Types of urinary catheter
There are two main types of urinary catheter:
- intermittent catheters – these are temporarily inserted into the bladder and removed once the bladder is empty
- indwelling catheters – these remain in place for many days or weeks, and are held in position by an inflated balloon in the bladder
Many people prefer to use an indwelling catheter because it's more convenient and avoids the repeated insertions needed with intermittent catheters. However, indwelling catheters are more likely to cause problems such as infections.
Inserting either type of catheter can be uncomfortable, so anaesthetic gel is used to reduce any pain. You may also experience some discomfort while the catheter is in place, but most people with a long-term catheter get used to this over time.
Read more about the types of urinary catheter.
Looking after your catheter
If you need a long-term urinary catheter, you'll be given detailed advice about looking after it before you leave hospital.
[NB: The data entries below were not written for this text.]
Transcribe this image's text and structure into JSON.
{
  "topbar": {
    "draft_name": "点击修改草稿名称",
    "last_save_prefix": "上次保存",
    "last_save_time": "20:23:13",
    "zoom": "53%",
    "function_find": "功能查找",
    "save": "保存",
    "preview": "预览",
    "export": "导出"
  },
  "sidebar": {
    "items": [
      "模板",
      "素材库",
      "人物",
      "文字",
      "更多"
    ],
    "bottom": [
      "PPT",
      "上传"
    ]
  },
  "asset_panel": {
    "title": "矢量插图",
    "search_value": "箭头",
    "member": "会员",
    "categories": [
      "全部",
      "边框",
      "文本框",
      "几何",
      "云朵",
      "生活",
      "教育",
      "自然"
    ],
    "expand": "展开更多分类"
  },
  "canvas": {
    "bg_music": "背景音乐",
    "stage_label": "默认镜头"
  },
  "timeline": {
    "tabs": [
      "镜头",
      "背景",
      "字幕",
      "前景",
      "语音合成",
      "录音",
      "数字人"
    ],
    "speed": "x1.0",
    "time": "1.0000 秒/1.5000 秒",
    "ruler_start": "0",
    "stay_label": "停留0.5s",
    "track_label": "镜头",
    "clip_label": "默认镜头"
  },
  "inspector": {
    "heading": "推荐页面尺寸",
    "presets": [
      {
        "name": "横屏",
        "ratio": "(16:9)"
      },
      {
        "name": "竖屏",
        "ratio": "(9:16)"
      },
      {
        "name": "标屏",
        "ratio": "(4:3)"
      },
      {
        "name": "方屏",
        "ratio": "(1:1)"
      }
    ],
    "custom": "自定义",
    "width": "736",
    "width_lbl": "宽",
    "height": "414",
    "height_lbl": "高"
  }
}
This will include advice about getting new catheter supplies, reducing the risk of complications such as infections, spotting signs of potential problems, and when you should seek further medical advice.
You should be able to live a relatively normal life with a urinary catheter. The catheter and bag can be concealed under clothes, and you should be able to carry out most everyday activities, including working, exercising, swimming and having sex.
Read more about living with a urinary catheter.
Risks and potential problems
The main problems caused by urinary catheters are infections in the urethra, bladder or, less commonly, the kidneys. These types of infection are known as urinary tract infections (UTIs) and usually need to be treated with antibiotics.
You can get a UTI from either short- or long-term catheter use. However, the longer a catheter is used, the greater the risk of infection. This is why it's important that catheters are inserted correctly, maintained properly, and only used for as long as necessary.
Catheters can also sometimes lead to other problems, such as bladder spasms (similar to stomach cramps), leakages, blockages, and damage to the urethra.